Cone-beam tomography is the science of forming images by inverting three-dimensional divergent cone-beam ray-sum data sets. The impetus for its application is its three-dimensional data collection abilities, which result in (1) significant reduction in the time needed to collect a sufficient number of data to produce a three-dimensional image and (2) elimination of the inaccuracy due to misalignment of cross sectional images. On the other hand, the divergence of cone-beam data has hindered its application. Because of the divergence, the theory that has been developed for fan-beam and parallel two- and three-dimensional tomography does not provide a totally adequate means for analyzing or inverting cone-beam data. Consider the following: In practice, as the data are collected, the vertex of the cone is movedalong some path about the object. Which paths, if any, provide enough information to make an inversion possible? Suppose by some means enough information has been obtained. How does one derive an exact formula for inverting this data?

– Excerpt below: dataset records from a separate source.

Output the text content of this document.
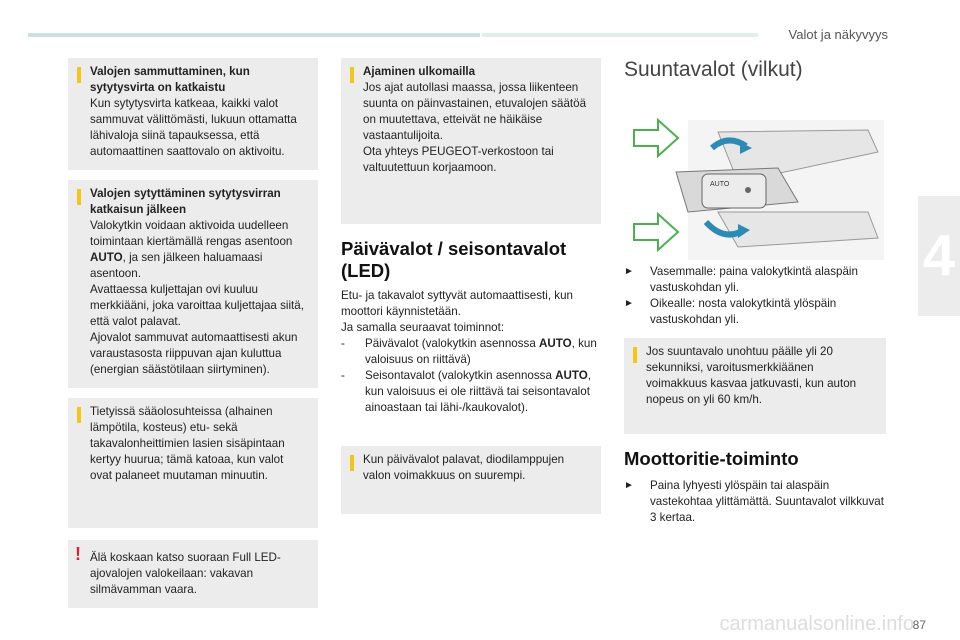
Valot ja näkyvyys
4

Valojen sammuttaminen, kun sytytysvirta on katkaistu

Kun sytytysvirta katkeaa, kaikki valot sammuvat välittömästi, lukuun ottamatta lähivaloja siinä tapauksessa, että automaattinen saattovalo on aktivoitu.

Valojen sytyttäminen sytytysvirran katkaisun jälkeen

Valokytkin voidaan aktivoida uudelleen toimintaan kiertämällä rengas asentoon AUTO, ja sen jälkeen haluamaasi asentoon.

Avattaessa kuljettajan ovi kuuluu merkkiääni, joka varoittaa kuljettajaa siitä, että valot palavat.

Ajovalot sammuvat automaattisesti akun varaustasosta riippuvan ajan kuluttua (energian säästötilaan siirtyminen).

Tietyissä sääolosuhteissa (alhainen lämpötila, kosteus) etu- sekä takavalonheittimien lasien sisäpintaan kertyy huurua; tämä katoaa, kun valot ovat palaneet muutaman minuutin.

! Älä koskaan katso suoraan Full LED-ajovalojen valokeilaan: vakavan silmävamman vaara.

Ajaminen ulkomailla

Jos ajat autollasi maassa, jossa liikenteen suunta on päinvastainen, etuvalojen säätöä on muutettava, etteivät ne häikäise vastaantulijoita.

Ota yhteys PEUGEOT-verkostoon tai valtuutettuun korjaamoon.

Päivävalot / seisontavalot (LED)

Etu- ja takavalot syttyvät automaattisesti, kun moottori käynnistetään.

Ja samalla seuraavat toiminnot:

- Päivävalot (valokytkin asennossa AUTO, kun valoisuus on riittävä)
- Seisontavalot (valokytkin asennossa AUTO, kun valoisuus ei ole riittävä tai seisontavalot ainoastaan tai lähi-/kaukovalot).

Kun päivävalot palavat, diodilamppujen valon voimakkuus on suurempi.

Suuntavalot (vilkut)
AUTO
► Vasemmalle: paina valokytkintä alaspäin vastuskohdan yli.
► Oikealle: nosta valokytkintä ylöspäin vastuskohdan yli.

Jos suuntavalo unohtuu päälle yli 20 sekunniksi, varoitusmerkkiäänen voimakkuus kasvaa jatkuvasti, kun auton nopeus on yli 60 km/h.

Moottoritie-toiminto
► Paina lyhyesti ylöspäin tai alaspäin vastekohtaa ylittämättä. Suuntavalot vilkkuvat 3 kertaa.
87
carmanualsonline.info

To answer these questions a new theory that takes into account the three dimensional divergence of cone-beam data needs to be developed. In 1985, a paper was published in which several advances in the theory of cone-beam tomography were made. A tutorial review of the results given in the 1985 paper [B. D. Smith, "Image reconstruction from cone-beam projections: necessary and sufficient conditions and reconstruction methods," IEEE Trans. Med Imag. MI-4, 14-28 (1985)] will be given here. This review will include the advances that have been made since that time. Additionally, a brief review of the contributions made by a number of other researchers will be given.